It is not an accident that NFL draft scouts have been super high on Anthony Richardson. When he is at his best, the Florida football QB can scan the field, set his feet, and deliver passes on time far better than the majority of college QBs. This is on top of him being one of the most athletic people on this planet and being able to break off 40-yard runs if opposing defenses dare to turn their back and play man coverage.
But halfway through his first season as a full-time starter, there is a couple of unfortunate truths that have emerged with Richardson:
- He is inconsistent
- He is turnover prone
His consistency all comes down to his mechanics.
Florida football: Every day on a winding road
Let’s first focus on Richardson when he is on. Part of why Florida football fans kept calling for him to play over Emory Jones last year is because he could do things Jones could only dream of. Forget the running component of their games, Richardson threw deep balls that didn’t require Gator receivers to turn around to catch them as Jones did. Richardson was able to plant his back foot in the ground and have the ball out of his hand before the receiver had even turned his head. Richardson was capable of going through progressions and didn’t just lock onto one receiver before the play.
So even if Richardson never ran the ball, he has demonstrated flashes of all the tools needed to stay in the pocket and still be an effective passer. But the ability to run the ball seems to give Richardson confidence in his passing game.
We all know how effective Richardson was against Utah. Part of that is because Utah played a decent amount of man-to-man, which gave Richardson a safety valve to run if he didn’t like what he saw in coverage.
Then Kentucky came to town and played a lot of zone defense. It shouldn’t have been a problem because even though it took away Richardson’s ability to run, Florida had open receivers on routes we have seen Richardson hit.
Except he didn’t.
Richardson had an abysmal game, but it wasn’t because he wasn’t making the correct reads (not counting the Nay’Quan Wright target that led to the fatal pick-six) or because he was presented with throws he couldn’t make. Richardson didn’t set his feet against Kentucky, didn’t keep his posture upright, and didn’t drive through throws and as a result, missed multiple throws we have seen him make before.
Without the ability to run when plays broke down, it felt like Richardson panicked and looked like a complete shell of himself.
USF was a similar story. A handful of quality throws when his mechanics were in order, but then some really poor ones (including the goal-line interception on the fade attempt to Justin Shorter) when they were not.
With the entire country doubting Richardson and calling Florida football’s opening win against Utah a fluke, Richardson flipped a switch and threw for 453 yards and once again looked like a first-round draft pick. It should also be noted though that Richardson had the green light to run in this game and didn’t look panicked as plays broke down.
Eastern Washington is Eastern Washington, but his opening touchdown throw once again flashed what is able to do that Jones could never do. Richardson set his feet, drove through the throw, and allowed Shorter to catch the ball in stride.

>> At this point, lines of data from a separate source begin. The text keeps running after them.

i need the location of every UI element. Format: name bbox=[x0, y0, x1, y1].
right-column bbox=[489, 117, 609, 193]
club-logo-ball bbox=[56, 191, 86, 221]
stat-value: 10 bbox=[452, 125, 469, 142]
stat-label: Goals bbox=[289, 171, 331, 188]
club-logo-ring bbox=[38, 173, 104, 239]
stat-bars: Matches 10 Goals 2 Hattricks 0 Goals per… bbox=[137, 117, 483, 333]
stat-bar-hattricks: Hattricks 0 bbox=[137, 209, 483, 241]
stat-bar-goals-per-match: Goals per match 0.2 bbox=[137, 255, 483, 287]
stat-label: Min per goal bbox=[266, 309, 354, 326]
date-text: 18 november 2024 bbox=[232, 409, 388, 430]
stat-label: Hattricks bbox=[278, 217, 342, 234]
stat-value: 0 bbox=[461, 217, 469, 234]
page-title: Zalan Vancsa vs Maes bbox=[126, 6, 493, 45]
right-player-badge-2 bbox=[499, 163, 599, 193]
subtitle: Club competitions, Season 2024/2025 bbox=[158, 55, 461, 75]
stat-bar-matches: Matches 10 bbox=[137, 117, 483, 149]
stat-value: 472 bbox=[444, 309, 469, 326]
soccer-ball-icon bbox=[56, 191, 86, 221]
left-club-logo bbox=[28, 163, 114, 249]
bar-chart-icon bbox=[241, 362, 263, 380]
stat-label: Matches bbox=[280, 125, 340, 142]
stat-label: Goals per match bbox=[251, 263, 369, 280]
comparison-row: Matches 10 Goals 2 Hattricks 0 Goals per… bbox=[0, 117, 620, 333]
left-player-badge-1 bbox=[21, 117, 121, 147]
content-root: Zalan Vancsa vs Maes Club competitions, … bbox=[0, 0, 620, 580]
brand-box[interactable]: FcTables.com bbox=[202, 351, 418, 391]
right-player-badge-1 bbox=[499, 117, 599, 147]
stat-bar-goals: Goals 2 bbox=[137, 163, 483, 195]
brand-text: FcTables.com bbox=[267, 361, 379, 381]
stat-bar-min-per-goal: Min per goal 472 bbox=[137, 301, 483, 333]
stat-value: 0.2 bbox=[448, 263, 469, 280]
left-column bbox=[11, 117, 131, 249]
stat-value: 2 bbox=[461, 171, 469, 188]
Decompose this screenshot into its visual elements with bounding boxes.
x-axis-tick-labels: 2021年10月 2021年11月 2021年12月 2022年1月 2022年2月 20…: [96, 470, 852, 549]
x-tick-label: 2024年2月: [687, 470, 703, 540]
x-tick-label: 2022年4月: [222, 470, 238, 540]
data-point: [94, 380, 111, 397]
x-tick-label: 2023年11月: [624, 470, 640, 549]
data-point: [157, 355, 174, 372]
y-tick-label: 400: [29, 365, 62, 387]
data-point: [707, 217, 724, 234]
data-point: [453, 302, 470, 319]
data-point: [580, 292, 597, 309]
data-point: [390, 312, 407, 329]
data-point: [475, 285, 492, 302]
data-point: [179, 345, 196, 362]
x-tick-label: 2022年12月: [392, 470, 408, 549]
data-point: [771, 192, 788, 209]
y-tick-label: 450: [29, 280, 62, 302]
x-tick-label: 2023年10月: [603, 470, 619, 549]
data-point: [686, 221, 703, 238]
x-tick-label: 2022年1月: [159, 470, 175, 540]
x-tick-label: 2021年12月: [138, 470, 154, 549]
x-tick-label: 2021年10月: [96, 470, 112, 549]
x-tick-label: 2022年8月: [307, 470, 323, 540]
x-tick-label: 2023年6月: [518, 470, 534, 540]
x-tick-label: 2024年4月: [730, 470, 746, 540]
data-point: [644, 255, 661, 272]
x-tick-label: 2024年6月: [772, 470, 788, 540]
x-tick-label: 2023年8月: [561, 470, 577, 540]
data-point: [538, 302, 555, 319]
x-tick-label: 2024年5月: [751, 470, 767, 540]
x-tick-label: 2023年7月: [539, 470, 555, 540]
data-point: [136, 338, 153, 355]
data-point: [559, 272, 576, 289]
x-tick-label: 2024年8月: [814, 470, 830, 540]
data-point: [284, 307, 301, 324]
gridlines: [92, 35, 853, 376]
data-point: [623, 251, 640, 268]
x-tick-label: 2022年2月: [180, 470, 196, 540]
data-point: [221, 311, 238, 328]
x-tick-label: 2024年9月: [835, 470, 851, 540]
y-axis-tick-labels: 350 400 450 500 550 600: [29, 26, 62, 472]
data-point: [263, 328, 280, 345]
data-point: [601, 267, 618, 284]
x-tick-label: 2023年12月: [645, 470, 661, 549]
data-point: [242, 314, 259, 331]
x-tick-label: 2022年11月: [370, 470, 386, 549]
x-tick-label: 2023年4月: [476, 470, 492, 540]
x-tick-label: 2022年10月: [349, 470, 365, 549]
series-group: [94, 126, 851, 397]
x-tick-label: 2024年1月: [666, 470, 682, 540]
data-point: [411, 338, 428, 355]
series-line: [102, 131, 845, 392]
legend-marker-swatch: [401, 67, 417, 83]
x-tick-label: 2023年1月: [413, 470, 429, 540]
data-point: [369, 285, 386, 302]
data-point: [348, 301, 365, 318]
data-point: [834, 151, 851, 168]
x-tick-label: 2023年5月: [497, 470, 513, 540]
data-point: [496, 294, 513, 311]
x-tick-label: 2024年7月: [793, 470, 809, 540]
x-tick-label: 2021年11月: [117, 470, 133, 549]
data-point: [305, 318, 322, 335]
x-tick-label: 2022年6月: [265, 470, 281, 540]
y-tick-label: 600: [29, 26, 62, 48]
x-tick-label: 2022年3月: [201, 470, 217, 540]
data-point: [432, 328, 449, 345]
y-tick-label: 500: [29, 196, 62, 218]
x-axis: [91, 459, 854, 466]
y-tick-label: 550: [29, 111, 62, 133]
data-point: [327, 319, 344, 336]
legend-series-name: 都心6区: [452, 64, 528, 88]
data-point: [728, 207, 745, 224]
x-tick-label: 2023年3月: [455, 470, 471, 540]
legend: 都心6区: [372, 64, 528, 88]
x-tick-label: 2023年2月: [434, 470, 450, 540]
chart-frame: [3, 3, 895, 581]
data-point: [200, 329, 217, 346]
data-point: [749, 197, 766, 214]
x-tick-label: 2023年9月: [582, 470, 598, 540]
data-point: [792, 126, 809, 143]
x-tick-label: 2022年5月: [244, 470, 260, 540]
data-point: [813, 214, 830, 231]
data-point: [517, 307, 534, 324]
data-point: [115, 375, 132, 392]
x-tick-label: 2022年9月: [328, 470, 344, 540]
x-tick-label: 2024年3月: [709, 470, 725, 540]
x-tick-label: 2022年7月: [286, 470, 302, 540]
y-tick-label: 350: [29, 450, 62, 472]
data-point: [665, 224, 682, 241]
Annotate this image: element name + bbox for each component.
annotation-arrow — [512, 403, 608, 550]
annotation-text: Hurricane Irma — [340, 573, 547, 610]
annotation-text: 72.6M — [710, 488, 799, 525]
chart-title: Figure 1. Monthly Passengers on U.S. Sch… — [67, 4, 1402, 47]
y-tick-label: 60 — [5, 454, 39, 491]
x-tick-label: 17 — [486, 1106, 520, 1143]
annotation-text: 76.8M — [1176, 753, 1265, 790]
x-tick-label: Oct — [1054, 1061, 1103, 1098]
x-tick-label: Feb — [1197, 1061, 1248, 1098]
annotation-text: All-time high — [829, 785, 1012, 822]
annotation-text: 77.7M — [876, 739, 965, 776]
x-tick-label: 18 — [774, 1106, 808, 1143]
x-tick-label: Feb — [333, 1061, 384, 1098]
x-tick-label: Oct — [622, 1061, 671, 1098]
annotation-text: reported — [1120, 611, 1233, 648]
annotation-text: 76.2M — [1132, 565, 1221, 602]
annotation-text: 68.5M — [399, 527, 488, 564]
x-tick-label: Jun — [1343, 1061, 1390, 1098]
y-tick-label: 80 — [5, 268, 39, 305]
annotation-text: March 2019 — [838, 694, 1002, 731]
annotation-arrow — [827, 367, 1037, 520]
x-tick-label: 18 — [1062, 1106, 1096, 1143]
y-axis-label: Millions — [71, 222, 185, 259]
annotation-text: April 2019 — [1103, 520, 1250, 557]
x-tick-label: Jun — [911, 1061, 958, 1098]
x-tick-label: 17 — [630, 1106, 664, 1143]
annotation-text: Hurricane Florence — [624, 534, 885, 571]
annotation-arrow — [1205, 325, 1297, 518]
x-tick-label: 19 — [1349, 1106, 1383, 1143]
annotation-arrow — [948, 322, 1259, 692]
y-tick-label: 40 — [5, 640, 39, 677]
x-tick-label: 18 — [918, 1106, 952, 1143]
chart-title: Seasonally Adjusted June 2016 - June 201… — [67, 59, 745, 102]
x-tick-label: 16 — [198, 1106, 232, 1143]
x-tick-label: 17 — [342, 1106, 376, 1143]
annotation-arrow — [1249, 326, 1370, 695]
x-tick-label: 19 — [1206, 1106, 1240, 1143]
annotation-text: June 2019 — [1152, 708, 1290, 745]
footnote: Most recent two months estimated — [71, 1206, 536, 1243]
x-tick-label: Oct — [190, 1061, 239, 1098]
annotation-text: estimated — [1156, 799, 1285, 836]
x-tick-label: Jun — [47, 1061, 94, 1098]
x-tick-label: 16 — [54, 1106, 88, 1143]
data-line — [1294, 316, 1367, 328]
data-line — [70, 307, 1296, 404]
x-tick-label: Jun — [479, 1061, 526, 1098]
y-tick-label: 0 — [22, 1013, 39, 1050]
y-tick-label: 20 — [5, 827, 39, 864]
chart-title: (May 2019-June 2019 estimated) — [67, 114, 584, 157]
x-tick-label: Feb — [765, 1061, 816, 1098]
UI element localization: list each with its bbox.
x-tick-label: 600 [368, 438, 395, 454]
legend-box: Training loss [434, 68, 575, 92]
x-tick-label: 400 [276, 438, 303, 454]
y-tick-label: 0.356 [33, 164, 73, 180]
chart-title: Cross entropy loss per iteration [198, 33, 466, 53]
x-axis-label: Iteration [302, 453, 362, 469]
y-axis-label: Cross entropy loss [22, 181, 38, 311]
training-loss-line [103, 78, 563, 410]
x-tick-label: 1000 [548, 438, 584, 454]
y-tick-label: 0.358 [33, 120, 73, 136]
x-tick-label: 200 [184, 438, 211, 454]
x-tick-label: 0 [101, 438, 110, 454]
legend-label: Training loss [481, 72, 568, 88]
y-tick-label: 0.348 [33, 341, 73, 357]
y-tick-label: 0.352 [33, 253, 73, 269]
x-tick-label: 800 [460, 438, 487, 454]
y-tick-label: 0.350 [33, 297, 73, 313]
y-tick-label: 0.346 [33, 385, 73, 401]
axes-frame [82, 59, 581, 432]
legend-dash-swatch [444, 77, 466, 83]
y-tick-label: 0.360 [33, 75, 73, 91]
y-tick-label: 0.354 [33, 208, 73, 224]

Florida football: Protect the football
It is futile to look at Richardson’s passing numbers from Missouri. Florida football found success running the ball and only threw it 14 times off of 44 offensive plays. But his six passes in the second half showcase the duality Richardson has showcased so far.
His rollout touchdown pass to Ricky Pearsall was a high-level throw that required multiple moving parts to be for the football to arrive at Pearsall’s arms at the back of the endzone.
His late-game interception was a byproduct of not setting his feet, throwing out of rhythm, and sailing a throw that should have been a first down in the chest of Pearsall. Was the pocket collapsing around him? To an extent, but it wasn’t a throw that he should have missed.
Beyond his 55% completion percentage, which isn’t even among the top 100 in the country, it has been Richardson’s inability to protect the football this season at key moments that have cost Florida football this year. With seven interceptions already, Richardson has thrown the fifth-most picks in the country.
If he was just a run-first quarterback with high school-level mechanics, most Gator fans could chalk it up to a lack of talent.
But Anthony Richardson has shown in flashes he can be so much more than that and with consistency, there is zero reason he couldn’t be a hall-of-fame quarterback in the NFL. But he must be okay with staying in the pocket as needed and not falling apart when he doesn’t have the option to run.